Children’s researchers unearth cells fueling treatment resistance & recurrence; findings support cancer stem cell hypothesis
June 8, 2011
Boston, Mass. - Researchers at Children's Hospital Boston have found a marker called ABCB5 that both tags a small proportion of cells within colorectal cancers and fuels resistance in those cells to standard treatments. The results indicate that eliminating ABCB5-expressing cells is crucial for successful colorectal cancer treatment, while adding to the growing body of evidence for a theory of cancer growth called the cancer stem cell hypothesis.
An international team led by Brian J. Wilson, PhD, Tobias Schatton, PhD, and Markus Frank, MD, of the Transplantation Research Center at Children’s Hospital Boston in affiliation with Brigham and Women's Hospital, and Natasha Frank, MD, of the VA Boston Healthcare System and the Brigham, and colleagues at the University of Wurzburg in Germany reported the findings online in the journal Cancer Research on June 7, 2011.
An estimated 141,000 Americans will be diagnosed with colorectal cancer this year. While its mortality has been dropping over the last two decades thanks to screening and improved treatment options, colorectal cancer is still the second leading cause of cancer-related death in the United States.
Recognizing ABCB5’s role as a marker of tumor recurrence in melanoma and liver cancer, and knowing from previous studies that the gene for ABCB5 is also active in colorectal cancer, the Franks’ team studied the protein’s expression in both normal and cancerous colorectal tissue specimens. They found that ABCB5 is found only rarely in healthy colorectal tissue, but is present at levels 23 times greater in cancerous tissue.

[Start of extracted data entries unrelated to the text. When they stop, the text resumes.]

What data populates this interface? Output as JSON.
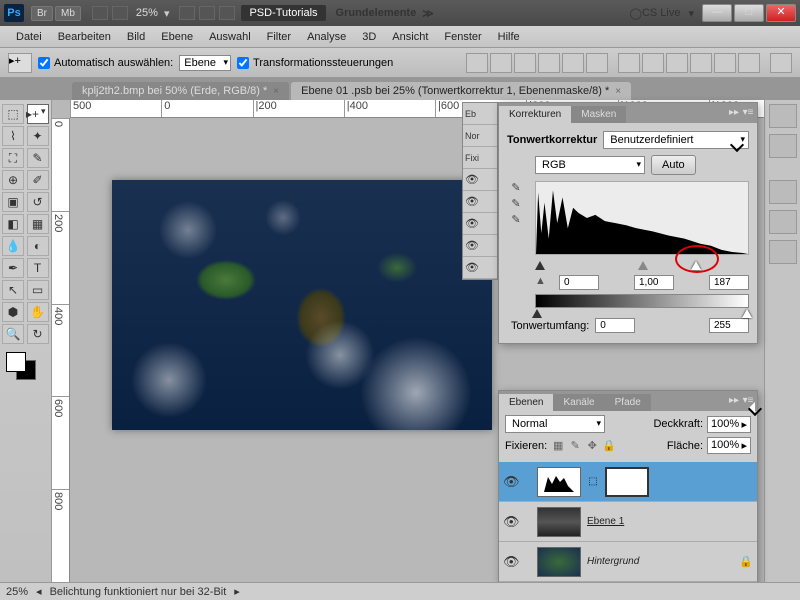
{
  "titlebar": {
    "br": "Br",
    "mb": "Mb",
    "zoom": "25%",
    "tag": "PSD-Tutorials",
    "subtitle": "Grundelemente",
    "cslive": "CS Live"
  },
  "menu": [
    "Datei",
    "Bearbeiten",
    "Bild",
    "Ebene",
    "Auswahl",
    "Filter",
    "Analyse",
    "3D",
    "Ansicht",
    "Fenster",
    "Hilfe"
  ],
  "options": {
    "auto_select": "Automatisch auswählen:",
    "auto_select_value": "Ebene",
    "transform": "Transformationssteuerungen"
  },
  "tabs": [
    {
      "label": "kplj2th2.bmp bei 50% (Erde, RGB/8) *",
      "active": false
    },
    {
      "label": "Ebene 01 .psb bei 25% (Tonwertkorrektur 1, Ebenenmaske/8) *",
      "active": true
    }
  ],
  "ruler_h": [
    "500",
    "0",
    "|200",
    "|400",
    "|600",
    "|800",
    "|1000",
    "|1200"
  ],
  "ruler_v": [
    "0",
    "200",
    "400",
    "600",
    "800"
  ],
  "hidden_panel": {
    "tabs": [
      "Eb"
    ],
    "rows": [
      "Nor",
      "Fixi"
    ]
  },
  "adjustments": {
    "tabs": [
      "Korrekturen",
      "Masken"
    ],
    "title": "Tonwertkorrektur",
    "preset": "Benutzerdefiniert",
    "channel": "RGB",
    "auto": "Auto",
    "input": {
      "black": "0",
      "gamma": "1,00",
      "white": "187"
    },
    "range_label": "Tonwertumfang:",
    "range": {
      "black": "0",
      "white": "255"
    }
  },
  "layers": {
    "tabs": [
      "Ebenen",
      "Kanäle",
      "Pfade"
    ],
    "blend": "Normal",
    "opacity_label": "Deckkraft:",
    "opacity": "100%",
    "lock_label": "Fixieren:",
    "fill_label": "Fläche:",
    "fill": "100%",
    "items": [
      {
        "name": "",
        "type": "levels"
      },
      {
        "name": "Ebene 1",
        "type": "normal"
      },
      {
        "name": "Hintergrund",
        "type": "bg"
      }
    ]
  },
  "status": {
    "zoom": "25%",
    "msg": "Belichtung funktioniert nur bei 32-Bit"
  }
}
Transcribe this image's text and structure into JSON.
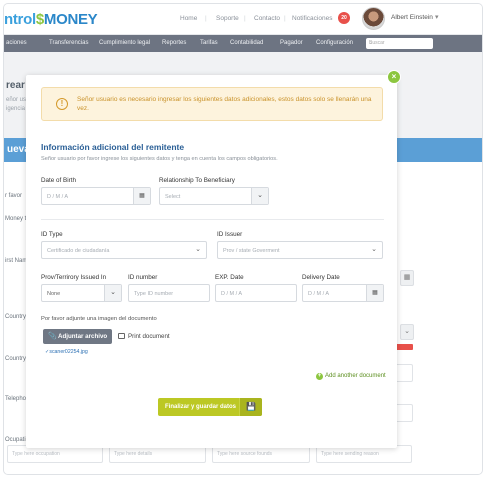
{
  "brand": {
    "part1": "ntrol",
    "part2": "$",
    "part3": "MONEY"
  },
  "topnav": {
    "home": "Home",
    "support": "Soporte",
    "contact": "Contacto",
    "notifications": "Notificaciones",
    "notif_count": "20",
    "user": "Albert Einstein"
  },
  "mainnav": {
    "items": [
      "aciones",
      "Transferencias",
      "Cumplimiento legal",
      "Reportes",
      "Tarifas",
      "Contabilidad",
      "Pagador",
      "Configuración"
    ],
    "search_placeholder": "Buscar"
  },
  "background": {
    "title": "rear",
    "sub1": "eñor us",
    "sub2": "igencia",
    "blue_head": "ueva",
    "labels": [
      "r favor",
      "Money t",
      "irst Nam",
      "Country",
      "Country",
      "Telepho",
      "Ocupati"
    ],
    "placeholders": [
      "Type here occupation",
      "Type here details",
      "Type here source founds",
      "Type here sending reason"
    ]
  },
  "modal": {
    "alert_text": "Señor usuario es necesario ingresar los siguientes datos adicionales, estos datos solo se llenarán una vez.",
    "section_title": "Información adicional del remitente",
    "section_sub": "Señor usuario por favor ingrese los siguientes datos y tenga en cuenta los campos obligatorios.",
    "dob": {
      "label": "Date of Birth",
      "placeholder": "D / M / A"
    },
    "relationship": {
      "label": "Relationship To Beneficiary",
      "placeholder": "Select"
    },
    "id_type": {
      "label": "ID Type",
      "placeholder": "Certificado de ciudadanía"
    },
    "id_issuer": {
      "label": "ID Issuer",
      "placeholder": "Prov / state Goverment"
    },
    "province": {
      "label": "Prov/Terrirory Issued In",
      "value": "None"
    },
    "id_number": {
      "label": "ID number",
      "placeholder": "Type ID number"
    },
    "exp_date": {
      "label": "EXP. Date",
      "placeholder": "D / M / A"
    },
    "delivery_date": {
      "label": "Delivery Date",
      "placeholder": "D / M / A"
    },
    "attach_note": "Por favor adjunte una imagen del documento",
    "attach_button": "Adjuntar archivo",
    "print_link": "Print document",
    "file_name": "scaner02254.jpg",
    "add_document": "Add another document",
    "save_button": "Finalizar y guardar datos"
  }
}
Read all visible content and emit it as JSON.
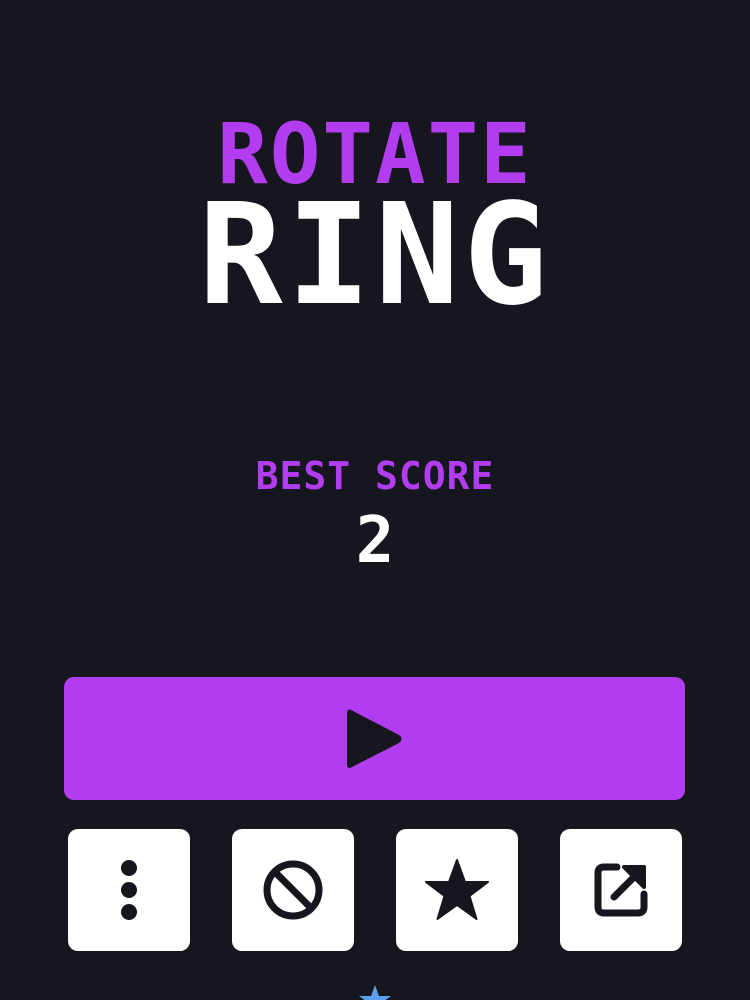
{
  "title": {
    "line1": "ROTATE",
    "line2": "RING"
  },
  "best_score": {
    "label": "BEST SCORE",
    "value": "2"
  },
  "buttons": {
    "play": "play-icon",
    "menu": "more-vertical-icon",
    "no_ads": "no-ads-icon",
    "rate": "star-icon",
    "share": "share-icon"
  },
  "colors": {
    "background": "#16161e",
    "accent": "#b23cf0",
    "text": "#ffffff",
    "button_bg": "#ffffff",
    "icon": "#16161e",
    "peek_icon": "#5aa0ee"
  }
}
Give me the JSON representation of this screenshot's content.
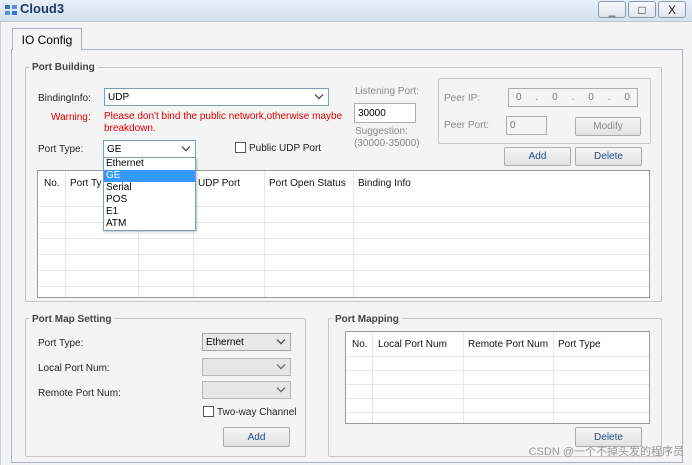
{
  "window": {
    "title": "Cloud3",
    "minimize_label": "_",
    "maximize_label": "□",
    "close_label": "X"
  },
  "tabs": [
    {
      "label": "IO Config",
      "selected": true
    }
  ],
  "port_building": {
    "title": "Port Building",
    "binding_info_label": "BindingInfo:",
    "binding_info_value": "UDP",
    "warning_label": "Warning:",
    "warning_text": "Please don't bind the public network,otherwise maybe breakdown.",
    "listening_port_label": "Listening Port:",
    "listening_port_value": "30000",
    "suggestion_label": "Suggestion:",
    "suggestion_range": "(30000-35000)",
    "peer_ip_label": "Peer IP:",
    "peer_ip_octets": [
      "0",
      "0",
      "0",
      "0"
    ],
    "peer_port_label": "Peer Port:",
    "peer_port_value": "0",
    "modify_label": "Modify",
    "port_type_label": "Port Type:",
    "port_type_value": "GE",
    "public_udp_label": "Public UDP Port",
    "add_label": "Add",
    "delete_label": "Delete",
    "table_headers": [
      "No.",
      "Port Ty",
      "UDP Port",
      "Port Open Status",
      "Binding Info"
    ],
    "dropdown_options": [
      "Ethernet",
      "GE",
      "Serial",
      "POS",
      "E1",
      "ATM"
    ],
    "dropdown_selected": "GE"
  },
  "port_map_setting": {
    "title": "Port Map Setting",
    "port_type_label": "Port Type:",
    "port_type_value": "Ethernet",
    "local_port_label": "Local Port Num:",
    "remote_port_label": "Remote Port Num:",
    "two_way_label": "Two-way Channel",
    "add_label": "Add"
  },
  "port_mapping": {
    "title": "Port Mapping",
    "table_headers": [
      "No.",
      "Local Port Num",
      "Remote Port Num",
      "Port Type"
    ],
    "delete_label": "Delete"
  },
  "watermark": "CSDN @一个不掉头发的程序员",
  "icons": [
    "cloud-app-icon",
    "chevron-down-icon"
  ]
}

Underscoring its preferential expression on stem cells, ABCB5 was frequently accompanied on both healthy and cancerous cells by a second protein, CD133, which is thought to be a marker of both healthy intestinal stem cells and colorectal cancer stem cells. CD133 is also associated with aggressiveness in colorectal cancer.
To understand ABCB5’s role in treatment resistance, the team examined biopsies gathered from colorectal cancer patients both before and after treatment with 5-fluorouracil (5-FU), a standard chemotherapeutic for this tumor. They found that the percentage of cells expressing ABCB5 increased more than five fold after treatment.
Using a mouse model of colorectal cancer, the researchers also found that cells expressing ABCB5 were markedly resistant to 5-FU. Knocking down ABCB5 expression both blocked the growth of these cells and restored their sensitivity to the drug, showing that ABCB5 is not only a marker of treatment resistance but actually drives it.
“With ABCB5, we have a molecule that is present at higher levels in colorectal cancers than in healthy cells, that marks the subset of cancer stem cells in human patients that will resist therapy, and that mediates that resistance at a functional level,” said Markus Frank, a staff scientist Children’s Department of Medicine and an assistant professor of pediatrics at Harvard Medical School. “It’s a new mechanism of 5-FU resistance with very significant translational and therapeutic relevance,” added Natasha Frank, a research associate at Children’s Hospital Boston, an associate physician in the Division of Genetics at Brigham and Women’s Hospital, and director of the Genetics Clinic at the VA Boston Healthcare System. “We think that these are the cells that need to be eliminated for successful treatment of colorectal cancer.”
The cancer stem cell hypothesis holds that a fraction of the malignant cells in a tumor have characteristics associated with normal stem cells, namely the ability to self-renew and to give rise to other cell types. The hypothesis also holds that in order to successfully eliminate a tumor, the cancer stem cells must be eliminated as well; if they are not, they could serve as seeds for the tumor to regrow or spread.
“When the cancer stem cell concept was first posited, it was thought that the stem cell subset might coincide with the subset that remains after therapy and that metastasizes,” Markus Frank said. “This subset has historically been a hidden target, because we have not been able to define and isolate it. But therapies capable of killing off those cells at the root of the cancer would be much more effective than those that miss this subset.”
This work was supported by grants from the National Cancer Institute and the U.S. Department of Veterans Affairs.